5. It is made up of more than just people.
Twitter is not cleanly defined with one account per person or even just one person behind every account. Some people have multiple accounts and some accounts are inactive. Groups and organizations use Twitter to promote products and inform followers. They can purchase “promoted Tweets” that show up in users’ streams like a commercial. And watch out for robots! Some software applications run automated tasks to query or Retweet content making it extra challenging when trying to interpret the data.
6. There are research applications beyond trying to supplant survey estimates.
Think about the survey lifecycle and where there may be needs for a large, cheap, timely source of data on behaviors and opinions or a standing network of users to provide information. In the design phase of a survey, can we use Twitter to help identify items to include? Can we identify and recruit subjects for a study using Twitter? How about a diary study when we need a more continuous data collection and want to let people work with a system they know instead of trying to train them to do something unfamiliar? Can Twitter be used to disseminate study results? What about network analysis? Is there information that can be gleaned from someone’s network of friends and followers, or the spread of tweets from one (or few) users to many? We often think of public opinion as characterizing sentiment at a specific place and time, but are there insights to be had from Twitter on opinion formation and influence?

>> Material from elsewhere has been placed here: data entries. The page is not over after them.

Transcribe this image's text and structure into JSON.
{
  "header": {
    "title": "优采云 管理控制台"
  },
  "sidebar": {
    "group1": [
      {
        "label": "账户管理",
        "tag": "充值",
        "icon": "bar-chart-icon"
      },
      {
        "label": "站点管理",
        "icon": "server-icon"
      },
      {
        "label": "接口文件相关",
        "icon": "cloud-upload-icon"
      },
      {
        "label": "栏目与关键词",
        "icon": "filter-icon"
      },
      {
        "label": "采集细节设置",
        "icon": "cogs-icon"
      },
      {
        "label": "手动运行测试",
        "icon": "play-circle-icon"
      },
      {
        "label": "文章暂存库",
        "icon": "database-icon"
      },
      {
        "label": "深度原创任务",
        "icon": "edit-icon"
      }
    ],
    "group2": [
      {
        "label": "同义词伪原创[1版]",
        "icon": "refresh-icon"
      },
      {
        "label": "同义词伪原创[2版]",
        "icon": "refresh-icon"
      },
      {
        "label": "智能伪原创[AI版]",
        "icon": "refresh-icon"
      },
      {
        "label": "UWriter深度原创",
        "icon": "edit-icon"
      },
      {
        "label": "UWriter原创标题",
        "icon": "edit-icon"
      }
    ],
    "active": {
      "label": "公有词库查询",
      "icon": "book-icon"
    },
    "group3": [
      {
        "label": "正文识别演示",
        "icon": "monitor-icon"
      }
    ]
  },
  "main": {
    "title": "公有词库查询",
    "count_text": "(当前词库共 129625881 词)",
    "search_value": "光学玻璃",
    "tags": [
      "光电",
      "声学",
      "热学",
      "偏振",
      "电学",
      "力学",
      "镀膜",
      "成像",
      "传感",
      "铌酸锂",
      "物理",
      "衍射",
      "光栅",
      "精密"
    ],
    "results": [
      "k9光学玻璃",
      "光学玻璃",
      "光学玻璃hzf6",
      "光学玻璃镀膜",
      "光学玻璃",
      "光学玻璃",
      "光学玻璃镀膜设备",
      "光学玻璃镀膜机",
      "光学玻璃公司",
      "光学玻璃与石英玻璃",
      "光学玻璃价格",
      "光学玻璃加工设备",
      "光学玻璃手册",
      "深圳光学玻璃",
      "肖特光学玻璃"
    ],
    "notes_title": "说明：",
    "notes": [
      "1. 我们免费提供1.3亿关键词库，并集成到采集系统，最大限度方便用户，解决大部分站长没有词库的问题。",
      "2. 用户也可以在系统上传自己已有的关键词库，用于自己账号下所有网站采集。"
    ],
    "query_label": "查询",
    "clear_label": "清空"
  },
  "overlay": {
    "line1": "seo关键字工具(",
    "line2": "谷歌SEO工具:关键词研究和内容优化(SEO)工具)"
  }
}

7. Twitter is cheap and fast, but making sense of it may not be.
What’s the unit of analysis? Can we apply or adapt the total survey error framework when looking at Twitter? What does it mean when someone tweets as opposed to gives a response in a survey? Beyond demographics, how do Twitter users differ from other populations? How can we account for Twitter’s exponential growth when analyzing the data? The best answer to each right now is “it depends” or “more research is needed.” We need a more solid understanding and some common metrics as we look to use Twitter for research. Work on this front is beginning but has a long way to go.

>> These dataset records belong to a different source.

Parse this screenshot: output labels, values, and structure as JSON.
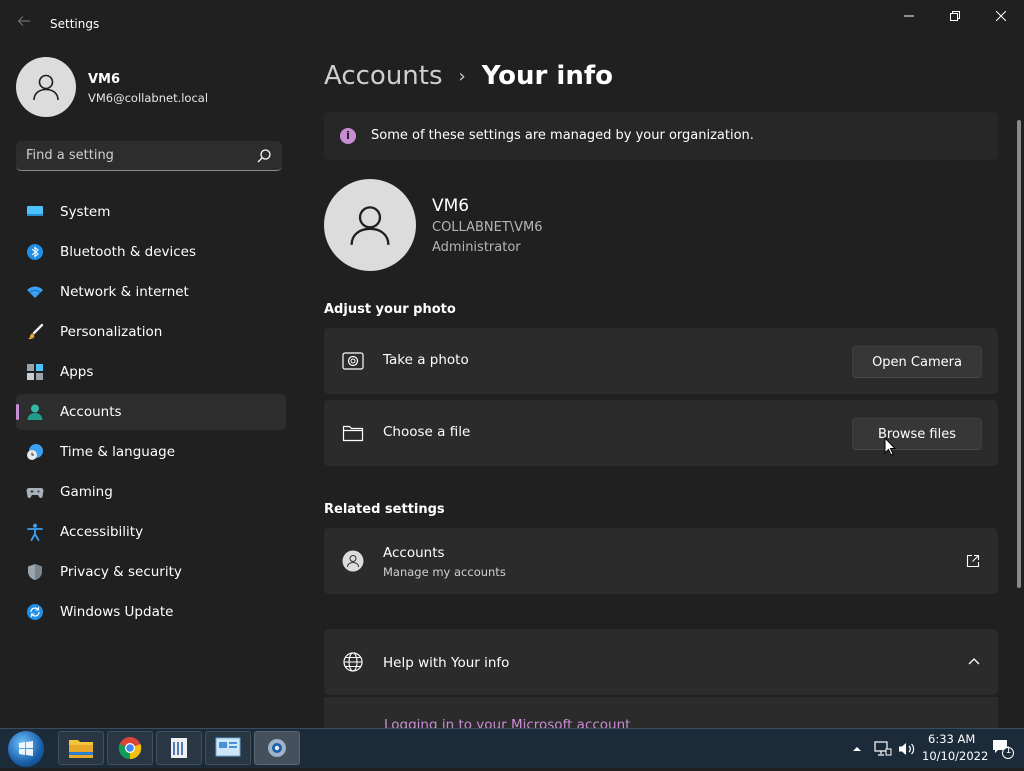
{
  "window": {
    "title": "Settings"
  },
  "profile": {
    "name": "VM6",
    "email": "VM6@collabnet.local"
  },
  "search": {
    "placeholder": "Find a setting"
  },
  "nav": {
    "items": [
      {
        "label": "System",
        "icon": "monitor-icon"
      },
      {
        "label": "Bluetooth & devices",
        "icon": "bluetooth-icon"
      },
      {
        "label": "Network & internet",
        "icon": "wifi-icon"
      },
      {
        "label": "Personalization",
        "icon": "brush-icon"
      },
      {
        "label": "Apps",
        "icon": "apps-icon"
      },
      {
        "label": "Accounts",
        "icon": "person-icon",
        "active": true
      },
      {
        "label": "Time & language",
        "icon": "clock-globe-icon"
      },
      {
        "label": "Gaming",
        "icon": "gamepad-icon"
      },
      {
        "label": "Accessibility",
        "icon": "accessibility-icon"
      },
      {
        "label": "Privacy & security",
        "icon": "shield-icon"
      },
      {
        "label": "Windows Update",
        "icon": "update-icon"
      }
    ]
  },
  "breadcrumb": {
    "parent": "Accounts",
    "separator": "›",
    "current": "Your info"
  },
  "banner": {
    "text": "Some of these settings are managed by your organization."
  },
  "user": {
    "name": "VM6",
    "domain": "COLLABNET\\VM6",
    "role": "Administrator"
  },
  "adjust_photo": {
    "title": "Adjust your photo",
    "take_photo": {
      "label": "Take a photo",
      "button": "Open Camera"
    },
    "choose_file": {
      "label": "Choose a file",
      "button": "Browse files"
    }
  },
  "related": {
    "title": "Related settings",
    "accounts": {
      "label": "Accounts",
      "sub": "Manage my accounts"
    }
  },
  "help": {
    "label": "Help with Your info",
    "link": "Logging in to your Microsoft account"
  },
  "taskbar": {
    "apps": [
      "file-explorer-icon",
      "chrome-icon",
      "notepad-icon",
      "control-panel-icon",
      "settings-icon"
    ],
    "time": "6:33 AM",
    "date": "10/10/2022",
    "notifications": "1"
  },
  "colors": {
    "accent": "#c88dd3",
    "background": "#202020",
    "card": "#2b2b2b"
  }
}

8. Naïve and general text mining methods for tweets can be severely lacking in quality.
The brevity of tweets, inclusion of misnomers, misspellings, slang, and sarcasm make sentiment analysis a real challenge. We’ve found the off-the-shelf systems pretty bad and inconsistent when coding sentiment on tweets. If you’re going to do automated sentiment analysis, be sure to account for nuances of your topic or population as much as possible and have a human coding component for validation. One approach we’ve found to be promising is to use crowdsourcing for human coding of tweet content.
9. Beware of the curse of Big Data and the file cabinet effect.
Searching for patterns in trillions of data points, you’re bound to find coincidences with no predictive power or that can’t be replicated. The file cabinet effect is when researchers publish exciting results about Twitter but hide away their null or negative findings.
10. Surveys aren’t perfect either.
Surveys are getting harder to complete with issues like declining response rates and reduced landline coverage. Twitter isn’t a fix-all but it may be able to fill some gaps. It’ll take some focused study and creative thinking to get there.
Joe Murphy is an RTI International survey methodologist investigating the role of new technologies and social media in the collection and analysis of social data. His training as a demographer led him into the world of survey research where he has led projects and published on topics including hospital quality, substance use and mental health, uncounted ballots in the 2000 presidential election, and the effects of exposure to the events of 9/11. He writes frequently for Survey Post.